President Barack Obama averaged 49.1% job approval during his first term in office, among the lowest for post-World War II presidents. Only Jimmy Carter and Gerald Ford had lower job approval averages. Obama’s first-term average is most similar to Bill Clinton’s. Lyndon Johnson, John Kennedy, and Dwight Eisenhower were the most popular first-term presidents.

Obama’s first-term approval average, like those of most presidents with lower first-term averages, was likely dragged down by a sluggish economy. Clinton and Reagan saw higher second-term approval as the economy improved. Obama’s approval rating has also shown improvement, with a 48.1% average in his fourth year in office after a 44.4% average in his third year.

Obama has recently rebounded, but it’s still not terribly impressive from a historical standpoint:

The more recent positive trend in evaluations of Obama is evident in his quarterly averages. For his 16th quarter in office, from Oct. 20 through Jan. 19, he averaged 51.9% approval. That was his first quarterly average above 50% since his fourth quarter in office. Obama has seen at least modest improvement in his job approval average each of the last five quarters, since a term-low 41.0% in his 11th quarter in office.
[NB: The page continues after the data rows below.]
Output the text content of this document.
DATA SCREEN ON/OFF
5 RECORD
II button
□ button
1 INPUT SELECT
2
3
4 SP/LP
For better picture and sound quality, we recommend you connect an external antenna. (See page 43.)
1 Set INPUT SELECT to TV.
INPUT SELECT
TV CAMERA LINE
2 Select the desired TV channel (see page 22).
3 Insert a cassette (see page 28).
That quarter was marked by contentious negotiations to raise the federal debt ceiling, and an ensuing drop in the stock market while unemployment remained high.
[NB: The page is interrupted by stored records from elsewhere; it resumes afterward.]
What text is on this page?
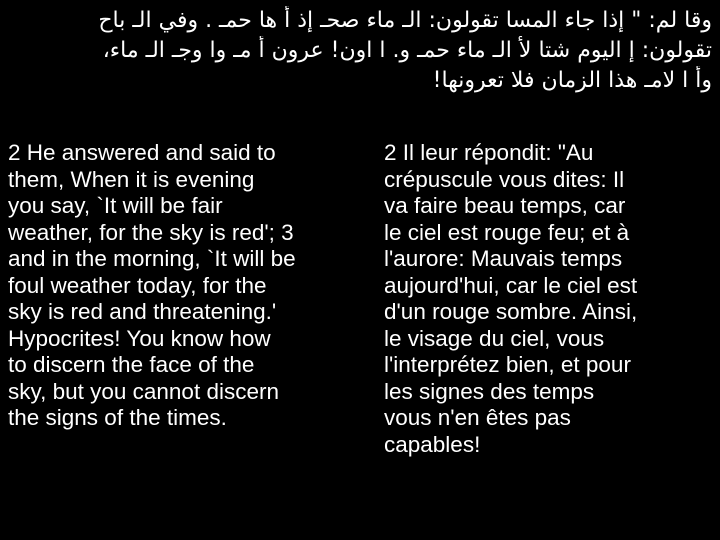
وقا لم: " إذا جاء المسا تقولون: الـ ماء صحـ إذ أ ها حمـ . وفي الـ باح
تقولون: إ اليوم شتا لأ الـ ماء حمـ و. ا اون! عرون أ مـ وا وجـ الـ ماء،
وأ ا لامـ هذا الزمان فلا تعرونها!
2 He answered and said to
them, When it is evening
you say, `It will be fair
weather, for the sky is red'; 3
and in the morning, `It will be
foul weather today, for the
sky is red and threatening.'
Hypocrites! You know how
to discern the face of the
sky, but you cannot discern
the signs of the times.
2 Il leur répondit: "Au
crépuscule vous dites: Il
va faire beau temps, car
le ciel est rouge feu; et à
l'aurore: Mauvais temps
aujourd'hui, car le ciel est
d'un rouge sombre. Ainsi,
le visage du ciel, vous
l'interprétez bien, et pour
les signes des temps
vous n'en êtes pas
capables!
Even at 51.9%, Obama doesn’t have much momentum rolling into his second term.  That only puts him above Reagan and Clinton, neither of whom were known for their second-term agendas.  George W. Bush had a 62.2% average approval rating in his first term, and the combination of a botched attempt to reform Social Security and the Hurricane Katrina disaster ended any hope of making headway in a second term on domestic politics, while the worsening war in Iraq eroded what was left of his political capital.
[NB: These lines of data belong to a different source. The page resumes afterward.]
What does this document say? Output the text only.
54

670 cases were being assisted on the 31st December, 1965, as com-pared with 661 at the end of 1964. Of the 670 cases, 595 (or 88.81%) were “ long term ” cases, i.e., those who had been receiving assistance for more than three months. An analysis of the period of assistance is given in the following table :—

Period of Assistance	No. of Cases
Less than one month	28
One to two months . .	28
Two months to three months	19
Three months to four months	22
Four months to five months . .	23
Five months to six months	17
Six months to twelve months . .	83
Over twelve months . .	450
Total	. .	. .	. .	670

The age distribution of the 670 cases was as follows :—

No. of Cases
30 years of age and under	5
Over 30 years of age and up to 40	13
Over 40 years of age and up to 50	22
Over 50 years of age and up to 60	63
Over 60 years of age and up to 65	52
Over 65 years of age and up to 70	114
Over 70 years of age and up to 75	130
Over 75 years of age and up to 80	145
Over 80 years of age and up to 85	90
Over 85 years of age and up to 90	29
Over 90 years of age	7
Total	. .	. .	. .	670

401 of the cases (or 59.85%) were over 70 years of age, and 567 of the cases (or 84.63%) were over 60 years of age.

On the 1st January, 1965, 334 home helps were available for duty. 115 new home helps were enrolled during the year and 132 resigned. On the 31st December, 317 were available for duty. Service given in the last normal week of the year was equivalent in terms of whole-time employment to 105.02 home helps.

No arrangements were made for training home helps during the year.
Why does this matter for Obama? He will argue this week, starting today, that the American people validated his agenda, but clearly that’s not the case.  He became the first post-WWII President to win re-election with fewer votes, and his approval ratings have perked up in the wake of the fiscal-cliff deal, but he’s hardly in the driver’s seat.  Moreover, the one policy for which Obama might have legitimately claimed a mandate from the election — higher taxes on the wealthy — has already passed at the end of his first term.

Small wonder that Politico takes a pessimistic view of Obama’s opportunities in a second term:

But presidential closing acts tend to be periods of reaction rather than action. Even the strongest and most proactive chief executives find themselves bowing to events, a process not unlike watching the battery of an iPhone slowly die — with many messages still left to be returned.

Obama, who has made a habit of bucking historic trends, is hoping to defy the second-term curse. He’ll try to transform his campaign organization, with its millions-strong lists of supporters, into a new force for fundraising and mobilization to pressure Republicans and Democrats who don’t support his agenda. …

Obama’s convincing win over Mitt Romney in November has proven to be a powerful lever in his negotiations with Republicans so far, contributing to his success in fiscal cliff negotiations and helping to drive his approval numbers into the mid-50s for the first time in years. People close to the president cite the 2012 win as a liberating event, one that freed him to stand tough against his enemies. The problem — and it grows with each passing day leading up to the next election — is that Obama’s damn-the-torpedoes attitude is out of sync with the mind-set of his own party. Twenty Senate Democrats face reelection in 2014, compared with 13 Republicans, many of those Democrats in hard-to-hold states like North Carolina, West Virginia, Louisiana and Arkansas. “He’s never been really that attuned to the Hill in the first place,” says a former Obama aide. “Now that he’s not running for anything, he’s increasingly out of sync. That increases the likelihood he leads and no one follows.”

Historically speaking, not too many are following him now.